L’habit fait-il le moine ? C’est bien possible, en tout cas Lacan le disait ainsi.
Gilets jaunes
Cela qui vient s’épingler pour faire sens, pour faire lien, identité commune, c’est le gilet, comme objet identifiant de la révolte. De la fronde. Le gilet qui rend visible, même la nuit. Mais qui laisse tout de même anonyme. Qui sont-ils un par un ? Le sait-on vraiment ? Le rond-point complète le topos, le lieu où l’on parle, où l’on se parle, où l’on se tient chaud, au chaud, où l’on existe à plusieurs, tous contre Un, Macron et ses maîtres, et ses riches. Les Champs-Elysées, la plus belle avenue du monde, à eux, pour eux. D’ailleurs, ils ont entendu l’invite à venir le chercher. Il ne faudrait pas maintenant s’en plaindre. Le berger-la bergère.
Ça dit quoi, sinon un débordement de colère, un sentiment de l’injustice vécue, fondée pour la majorité d’entre eux, même si la fange pestilentielle y trouvera toujours un nid, comme dans tout mouvement de révolte. Des factieux pour casser.

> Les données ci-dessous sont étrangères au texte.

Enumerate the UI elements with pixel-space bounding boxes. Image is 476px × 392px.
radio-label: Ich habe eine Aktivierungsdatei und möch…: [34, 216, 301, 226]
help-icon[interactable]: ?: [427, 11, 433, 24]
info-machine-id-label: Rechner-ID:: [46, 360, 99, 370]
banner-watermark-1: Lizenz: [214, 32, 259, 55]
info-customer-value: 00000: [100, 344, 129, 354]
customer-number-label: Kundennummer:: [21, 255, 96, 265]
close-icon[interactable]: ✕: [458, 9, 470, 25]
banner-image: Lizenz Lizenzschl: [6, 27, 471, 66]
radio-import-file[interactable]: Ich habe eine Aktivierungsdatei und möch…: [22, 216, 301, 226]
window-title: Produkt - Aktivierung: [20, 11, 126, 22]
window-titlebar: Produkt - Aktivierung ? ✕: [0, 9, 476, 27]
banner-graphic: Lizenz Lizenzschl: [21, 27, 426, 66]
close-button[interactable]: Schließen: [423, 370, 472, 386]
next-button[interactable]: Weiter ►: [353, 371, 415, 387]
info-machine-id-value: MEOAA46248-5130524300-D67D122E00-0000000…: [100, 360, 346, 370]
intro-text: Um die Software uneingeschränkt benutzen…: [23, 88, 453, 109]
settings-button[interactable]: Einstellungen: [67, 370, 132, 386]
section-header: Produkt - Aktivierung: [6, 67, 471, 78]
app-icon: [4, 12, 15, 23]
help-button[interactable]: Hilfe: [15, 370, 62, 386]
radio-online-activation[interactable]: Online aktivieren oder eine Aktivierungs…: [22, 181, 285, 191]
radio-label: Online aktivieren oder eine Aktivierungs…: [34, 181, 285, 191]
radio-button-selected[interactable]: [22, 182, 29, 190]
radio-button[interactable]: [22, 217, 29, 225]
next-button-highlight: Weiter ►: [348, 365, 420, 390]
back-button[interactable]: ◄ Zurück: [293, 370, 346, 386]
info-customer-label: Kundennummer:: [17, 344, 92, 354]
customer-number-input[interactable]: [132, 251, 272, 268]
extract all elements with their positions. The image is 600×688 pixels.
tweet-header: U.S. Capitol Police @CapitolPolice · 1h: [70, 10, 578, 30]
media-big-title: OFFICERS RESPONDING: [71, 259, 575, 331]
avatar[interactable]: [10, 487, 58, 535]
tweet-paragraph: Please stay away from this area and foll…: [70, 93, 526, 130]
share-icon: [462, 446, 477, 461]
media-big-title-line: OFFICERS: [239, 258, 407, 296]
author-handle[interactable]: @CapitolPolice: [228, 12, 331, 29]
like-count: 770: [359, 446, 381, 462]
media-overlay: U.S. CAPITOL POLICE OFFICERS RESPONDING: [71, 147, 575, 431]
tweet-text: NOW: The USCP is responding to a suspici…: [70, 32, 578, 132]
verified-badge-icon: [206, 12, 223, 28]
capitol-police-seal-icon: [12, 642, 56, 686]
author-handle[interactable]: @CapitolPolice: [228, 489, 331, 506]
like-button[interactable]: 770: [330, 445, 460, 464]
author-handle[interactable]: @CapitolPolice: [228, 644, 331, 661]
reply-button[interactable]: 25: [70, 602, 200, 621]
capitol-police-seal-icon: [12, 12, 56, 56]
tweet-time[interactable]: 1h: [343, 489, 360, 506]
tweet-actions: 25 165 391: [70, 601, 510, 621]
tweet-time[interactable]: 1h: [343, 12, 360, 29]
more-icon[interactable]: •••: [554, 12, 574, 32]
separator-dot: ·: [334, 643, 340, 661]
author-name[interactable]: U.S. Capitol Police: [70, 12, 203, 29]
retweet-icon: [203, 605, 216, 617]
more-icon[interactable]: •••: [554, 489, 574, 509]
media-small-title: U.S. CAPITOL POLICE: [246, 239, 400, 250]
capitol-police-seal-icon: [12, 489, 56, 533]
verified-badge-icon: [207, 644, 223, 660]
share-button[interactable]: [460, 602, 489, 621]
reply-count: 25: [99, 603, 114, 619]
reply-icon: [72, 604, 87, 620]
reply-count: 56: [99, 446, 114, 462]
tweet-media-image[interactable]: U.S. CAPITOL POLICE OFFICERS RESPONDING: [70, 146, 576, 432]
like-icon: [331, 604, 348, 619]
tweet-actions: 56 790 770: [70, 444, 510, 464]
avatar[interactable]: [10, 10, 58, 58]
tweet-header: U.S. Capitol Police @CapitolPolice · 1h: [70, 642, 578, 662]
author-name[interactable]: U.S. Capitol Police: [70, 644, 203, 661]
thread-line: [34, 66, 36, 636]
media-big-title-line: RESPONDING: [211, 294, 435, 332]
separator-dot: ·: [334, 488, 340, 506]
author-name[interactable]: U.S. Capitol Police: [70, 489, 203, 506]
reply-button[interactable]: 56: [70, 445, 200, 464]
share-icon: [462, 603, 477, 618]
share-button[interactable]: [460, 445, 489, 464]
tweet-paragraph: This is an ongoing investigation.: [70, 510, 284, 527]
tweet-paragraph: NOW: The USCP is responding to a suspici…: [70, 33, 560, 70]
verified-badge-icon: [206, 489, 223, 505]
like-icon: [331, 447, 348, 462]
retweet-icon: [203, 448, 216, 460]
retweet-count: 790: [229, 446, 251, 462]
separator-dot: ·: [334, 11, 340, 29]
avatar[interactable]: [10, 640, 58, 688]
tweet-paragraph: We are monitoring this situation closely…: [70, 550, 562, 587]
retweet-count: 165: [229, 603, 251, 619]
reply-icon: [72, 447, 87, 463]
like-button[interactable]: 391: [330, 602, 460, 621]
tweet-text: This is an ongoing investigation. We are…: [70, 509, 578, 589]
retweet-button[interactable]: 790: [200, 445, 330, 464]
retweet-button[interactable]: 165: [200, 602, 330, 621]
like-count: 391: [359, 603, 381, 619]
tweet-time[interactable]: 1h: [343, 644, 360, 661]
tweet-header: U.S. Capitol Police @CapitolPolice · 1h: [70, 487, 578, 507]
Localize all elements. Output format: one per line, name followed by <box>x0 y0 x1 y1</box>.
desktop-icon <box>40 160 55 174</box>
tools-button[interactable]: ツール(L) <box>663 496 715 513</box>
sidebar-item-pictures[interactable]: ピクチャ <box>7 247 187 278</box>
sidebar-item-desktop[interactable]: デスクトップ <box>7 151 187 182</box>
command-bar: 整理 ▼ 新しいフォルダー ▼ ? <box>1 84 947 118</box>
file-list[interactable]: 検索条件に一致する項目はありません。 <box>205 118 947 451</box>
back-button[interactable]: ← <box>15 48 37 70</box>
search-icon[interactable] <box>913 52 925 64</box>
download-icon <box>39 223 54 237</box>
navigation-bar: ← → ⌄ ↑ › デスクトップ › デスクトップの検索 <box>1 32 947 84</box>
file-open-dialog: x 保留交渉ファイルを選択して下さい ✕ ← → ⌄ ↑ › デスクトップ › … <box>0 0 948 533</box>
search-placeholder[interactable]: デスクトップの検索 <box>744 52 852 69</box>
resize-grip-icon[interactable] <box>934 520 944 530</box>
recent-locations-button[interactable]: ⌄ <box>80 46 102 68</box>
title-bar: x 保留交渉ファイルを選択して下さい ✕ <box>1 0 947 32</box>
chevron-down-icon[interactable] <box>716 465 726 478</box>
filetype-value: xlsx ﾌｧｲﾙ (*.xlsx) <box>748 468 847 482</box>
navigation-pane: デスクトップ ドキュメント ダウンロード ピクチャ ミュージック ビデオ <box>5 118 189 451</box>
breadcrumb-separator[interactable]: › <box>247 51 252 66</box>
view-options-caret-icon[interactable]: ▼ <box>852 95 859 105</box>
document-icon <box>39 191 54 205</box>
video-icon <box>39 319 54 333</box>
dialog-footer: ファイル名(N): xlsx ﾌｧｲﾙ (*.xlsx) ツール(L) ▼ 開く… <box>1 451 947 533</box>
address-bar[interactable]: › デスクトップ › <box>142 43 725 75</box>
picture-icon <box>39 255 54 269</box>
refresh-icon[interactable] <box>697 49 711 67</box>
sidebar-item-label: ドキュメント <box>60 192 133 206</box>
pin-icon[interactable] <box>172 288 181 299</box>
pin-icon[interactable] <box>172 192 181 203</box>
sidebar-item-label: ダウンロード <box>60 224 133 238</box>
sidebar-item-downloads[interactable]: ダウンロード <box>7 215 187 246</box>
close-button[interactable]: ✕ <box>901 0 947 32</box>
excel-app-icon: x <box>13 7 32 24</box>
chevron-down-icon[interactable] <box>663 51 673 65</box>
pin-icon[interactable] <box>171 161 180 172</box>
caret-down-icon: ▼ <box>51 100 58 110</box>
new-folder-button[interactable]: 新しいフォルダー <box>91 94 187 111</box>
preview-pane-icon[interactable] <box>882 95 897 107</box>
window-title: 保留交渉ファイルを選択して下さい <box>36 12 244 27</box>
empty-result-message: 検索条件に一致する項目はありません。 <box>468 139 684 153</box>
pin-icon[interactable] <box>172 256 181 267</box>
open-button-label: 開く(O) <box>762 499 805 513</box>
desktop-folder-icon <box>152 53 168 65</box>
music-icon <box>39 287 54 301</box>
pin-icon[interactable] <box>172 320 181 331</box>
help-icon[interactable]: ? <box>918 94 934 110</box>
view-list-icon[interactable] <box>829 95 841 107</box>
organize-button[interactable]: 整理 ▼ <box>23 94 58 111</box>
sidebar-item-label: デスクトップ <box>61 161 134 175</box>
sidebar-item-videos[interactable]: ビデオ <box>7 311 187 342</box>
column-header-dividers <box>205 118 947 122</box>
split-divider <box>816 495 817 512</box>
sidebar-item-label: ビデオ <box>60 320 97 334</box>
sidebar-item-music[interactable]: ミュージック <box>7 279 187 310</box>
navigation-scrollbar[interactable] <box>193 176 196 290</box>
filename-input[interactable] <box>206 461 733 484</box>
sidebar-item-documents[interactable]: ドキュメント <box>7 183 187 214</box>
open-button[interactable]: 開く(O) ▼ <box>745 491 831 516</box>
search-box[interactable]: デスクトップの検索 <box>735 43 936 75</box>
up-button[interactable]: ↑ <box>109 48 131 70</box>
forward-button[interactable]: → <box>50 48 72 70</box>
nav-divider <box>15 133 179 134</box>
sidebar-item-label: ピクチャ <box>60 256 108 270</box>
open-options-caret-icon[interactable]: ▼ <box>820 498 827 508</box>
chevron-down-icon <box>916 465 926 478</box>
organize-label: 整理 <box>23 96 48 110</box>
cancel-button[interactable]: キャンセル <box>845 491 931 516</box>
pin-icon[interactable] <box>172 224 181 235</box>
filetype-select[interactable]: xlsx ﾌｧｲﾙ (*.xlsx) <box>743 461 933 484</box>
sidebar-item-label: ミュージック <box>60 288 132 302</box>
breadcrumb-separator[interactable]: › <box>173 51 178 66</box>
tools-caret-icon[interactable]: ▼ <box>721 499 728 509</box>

Mais aussi, ça rassemble et ça sépare des encore plus pauvres, des encore plus dans l’injustice sociale, des autres, ça fait, comme toute appartenance, des autres qui n’en sont pas, dont on ne veut pas. De la ségrégation.
Car ce qui unit, qui a été inventé pour ça, ce qui fait lien, c’est la République, la Nation, et ses instances institutionnelles et constitutionnelles, « incarnée » dans son discours. Ces derniers temps, le risque a été pris de trop s’en éloigner, voire de les ignorer ces instances, corps intermédiaires, associations…, un glissement plus que jamais vers l’oligarchie financière aux manettes, une pente vers une privatisation de l’Etat. Le Président, ceux qui l’ont fait roi ne tiennent pas à ce que ça change. Lui nous sert le refrain de la réforme profonde, unique, inédite, qu’il a même nommée révolution, il nous enfume avec cette litanie du nouveau monde. Comme si rien avant lui n’avait existé. Déjà cela inquiète.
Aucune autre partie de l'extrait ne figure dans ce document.